Saksi juga menyatakan bahwa perencanaan pembangunan Sangihe yang dituangkan Perda no. 3 tentang RPJMD 2017 – 2022 Sangihe mengatur pengembangan beberapa wilayah di kabupaten Sangihe berdasarkan kluster-kluster (minapolitan) yang bertumpuh pada pembangunan sector perikanan, pertanian dan pariwisata. Bukan Pertambangan.
Sesi berikutnya, Pengacara mengajukan pertanyaan yang mengenai pengetahuan saksi tentang penolakan para kepala desa (Kapitalaung) terhadap keberadaan PT.TMS.
Saksi menyatakan bahwa yang ia tahu, mayoritas Kapitalaung di Sangihe sangat menolak.
Demikian juga masyarakat Sangihe, tidak hanya yang berdiam di Sangihe, tetapi sudah menjadi meluas sampai ke luar negeri juga.
Ketika ditanyakan oleh Majelis Hakim tentang adanya aktivitas penambangan rakyat, yang mengakibatkan kerusakan lingkungan, saksi menyatakan mengetahui bahwa ada aktivitas pertambangan tersebut.
Sudah pernah ada proses hukum yang dijalani masyarakat. Harusnya instansi berwenang melakukan tugasnya untuk meminimalisir kerusakan lingkungan.
Sebagai mantan penjabat, ia juga menyayangkan dan tidak setuju terhadap aktivitas apapun yang merusak lingkungan di Sangihe.
Saksi Fakta berikutnya, Christofel Hangau, mantan Kepala Dinas Lingkungan Hidup periode 2017 – 2019, menjelaskan beberapa hal pada pokoknya hampir sama dengan keterangan saksi fakta pertama.
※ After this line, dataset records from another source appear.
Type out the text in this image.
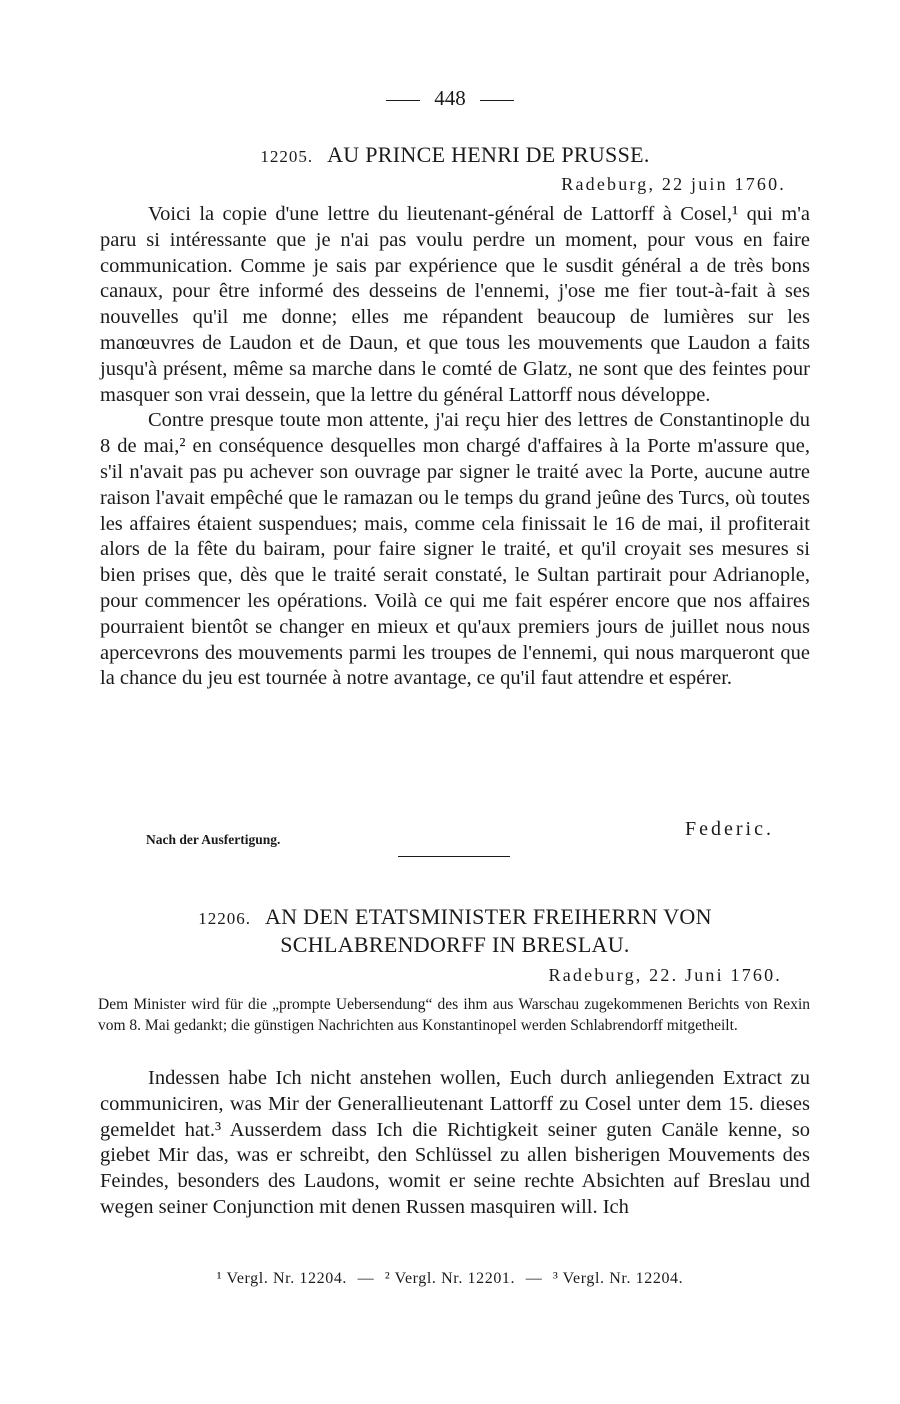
448
12205. AU PRINCE HENRI DE PRUSSE.
Radeburg, 22 juin 1760.

Voici la copie d'une lettre du lieutenant-général de Lattorff à Cosel,¹ qui m'a paru si intéressante que je n'ai pas voulu perdre un moment, pour vous en faire communication. Comme je sais par expérience que le susdit général a de très bons canaux, pour être informé des desseins de l'ennemi, j'ose me fier tout-à-fait à ses nouvelles qu'il me donne; elles me répandent beaucoup de lumières sur les manœuvres de Laudon et de Daun, et que tous les mouvements que Laudon a faits jusqu'à présent, même sa marche dans le comté de Glatz, ne sont que des feintes pour masquer son vrai dessein, que la lettre du général Lattorff nous développe.

Contre presque toute mon attente, j'ai reçu hier des lettres de Constantinople du 8 de mai,² en conséquence desquelles mon chargé d'affaires à la Porte m'assure que, s'il n'avait pas pu achever son ouvrage par signer le traité avec la Porte, aucune autre raison l'avait empêché que le ramazan ou le temps du grand jeûne des Turcs, où toutes les affaires étaient suspendues; mais, comme cela finissait le 16 de mai, il profiterait alors de la fête du bairam, pour faire signer le traité, et qu'il croyait ses mesures si bien prises que, dès que le traité serait constaté, le Sultan partirait pour Adrianople, pour commencer les opérations. Voilà ce qui me fait espérer encore que nos affaires pourraient bientôt se changer en mieux et qu'aux premiers jours de juillet nous nous apercevrons des mouvements parmi les troupes de l'ennemi, qui nous marqueront que la chance du jeu est tournée à notre avantage, ce qu'il faut attendre et espérer.

Nach der Ausfertigung.	Federic.
12206. AN DEN ETATSMINISTER FREIHERRN VON
SCHLABRENDORFF IN BRESLAU.
Radeburg, 22. Juni 1760.
Dem Minister wird für die „prompte Uebersendung“ des ihm aus Warschau zugekommenen Berichts von Rexin vom 8. Mai gedankt; die günstigen Nachrichten aus Konstantinopel werden Schlabrendorff mitgetheilt.

Indessen habe Ich nicht anstehen wollen, Euch durch anliegenden Extract zu communiciren, was Mir der Generallieutenant Lattorff zu Cosel unter dem 15. dieses gemeldet hat.³ Ausserdem dass Ich die Richtigkeit seiner guten Canäle kenne, so giebet Mir das, was er schreibt, den Schlüssel zu allen bisherigen Mouvements des Feindes, besonders des Laudons, womit er seine rechte Absichten auf Breslau und wegen seiner Conjunction mit denen Russen masquiren will. Ich

¹ Vergl. Nr. 12204. — ² Vergl. Nr. 12201. — ³ Vergl. Nr. 12204.
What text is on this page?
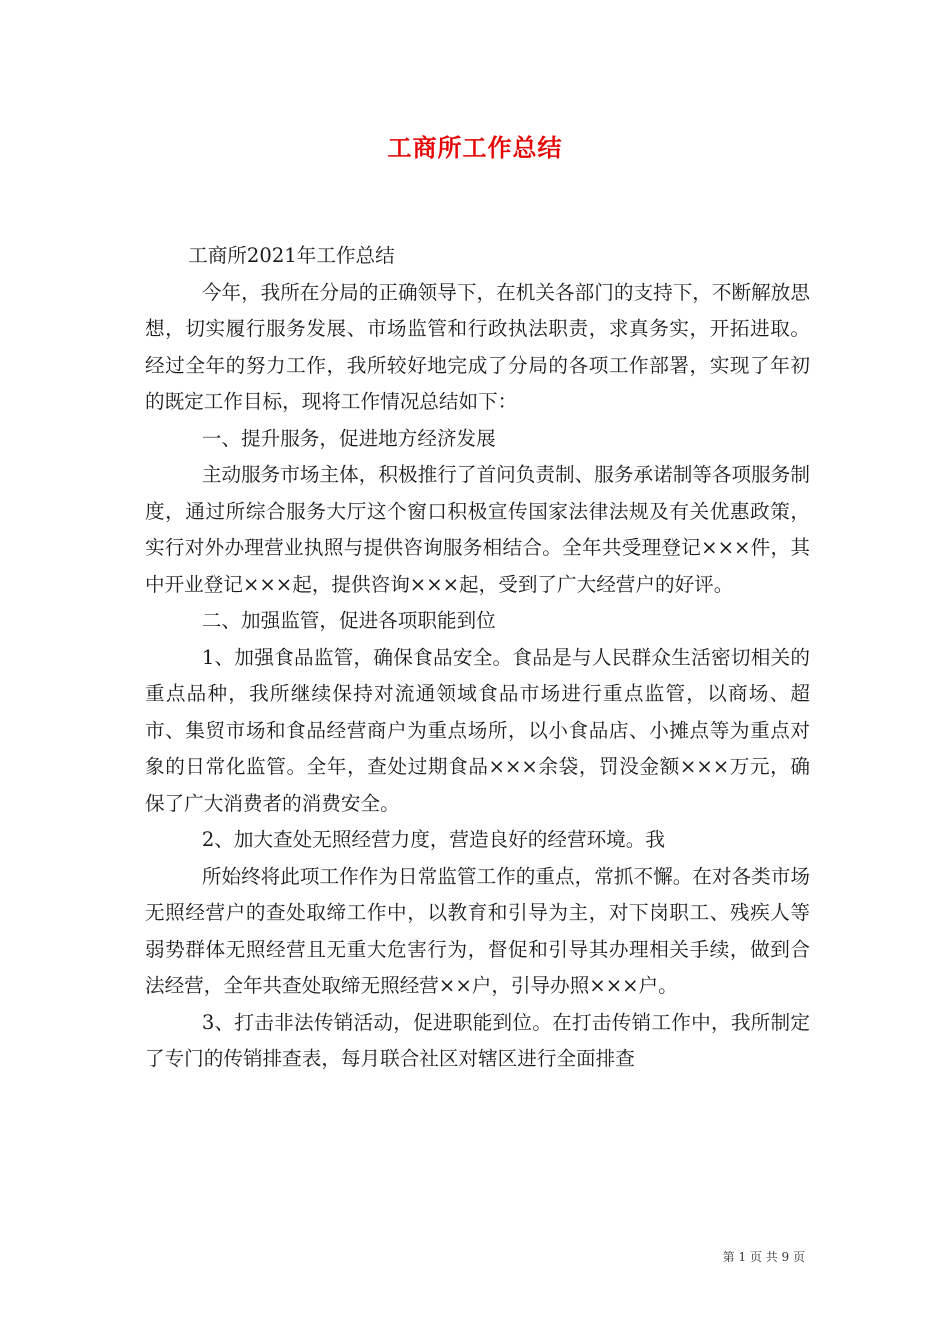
工商所工作总结

工商所2021年工作总结

今年，我所在分局的正确领导下，在机关各部门的支持下，不断解放思想，切实履行服务发展、市场监管和行政执法职责，求真务实，开拓进取。经过全年的努力工作，我所较好地完成了分局的各项工作部署，实现了年初的既定工作目标，现将工作情况总结如下：

一、提升服务，促进地方经济发展

主动服务市场主体，积极推行了首问负责制、服务承诺制等各项服务制度，通过所综合服务大厅这个窗口积极宣传国家法律法规及有关优惠政策，实行对外办理营业执照与提供咨询服务相结合。全年共受理登记×××件，其中开业登记×××起，提供咨询×××起，受到了广大经营户的好评。

二、加强监管，促进各项职能到位

1、加强食品监管，确保食品安全。食品是与人民群众生活密切相关的重点品种，我所继续保持对流通领域食品市场进行重点监管，以商场、超市、集贸市场和食品经营商户为重点场所，以小食品店、小摊点等为重点对象的日常化监管。全年，查处过期食品×××余袋，罚没金额×××万元，确保了广大消费者的消费安全。

2、加大查处无照经营力度，营造良好的经营环境。我

所始终将此项工作作为日常监管工作的重点，常抓不懈。在对各类市场无照经营户的查处取缔工作中，以教育和引导为主，对下岗职工、残疾人等弱势群体无照经营且无重大危害行为，督促和引导其办理相关手续，做到合法经营，全年共查处取缔无照经营××户，引导办照×××户。

3、打击非法传销活动，促进职能到位。在打击传销工作中，我所制定了专门的传销排查表，每月联合社区对辖区进行全面排查

第 1 页 共 9 页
Menjawab pertanyaan pengacara penggugat, terkait proses ijin PT.TMS, dalam penjelasannya, saksi menyampaikan juga bahwa rekomendasi BKPRD Kabupaten Sangihe melalui hasil rapat instansi teknis terkait yang tidak mengabulkan permohonan PT.TMS merupakan dasar bagi DLH Kabupaten Kepulauan Sangihe tetap tidak merestui dilaksanakannya proses pembahasan amdal PT.TMS.
Saksi juga menyampaikan bahwa, pada tahun 2017, sehubungan dengan rekomendasi BKPRD yang tidak bisa memenuhi permohonan PT.TMS, Dinas Lingkungan Hidup Sangihe, pernah dipanggil menghadiri rapat konsultasi Teknik di Jakarta dengan pihak kementerian terkait.
Hasil rapat konsultasi teknis tersebut pun tetap merekomendasikan, PT.TMS tidak bisa melakukan aktivitas pertambangan di Sangihe.
Pengacara mengajukan pertanyaan terkait Amdal yang sudah dilakukan oleh DLH Provinsi, seharusnya bagaimana prosesnya?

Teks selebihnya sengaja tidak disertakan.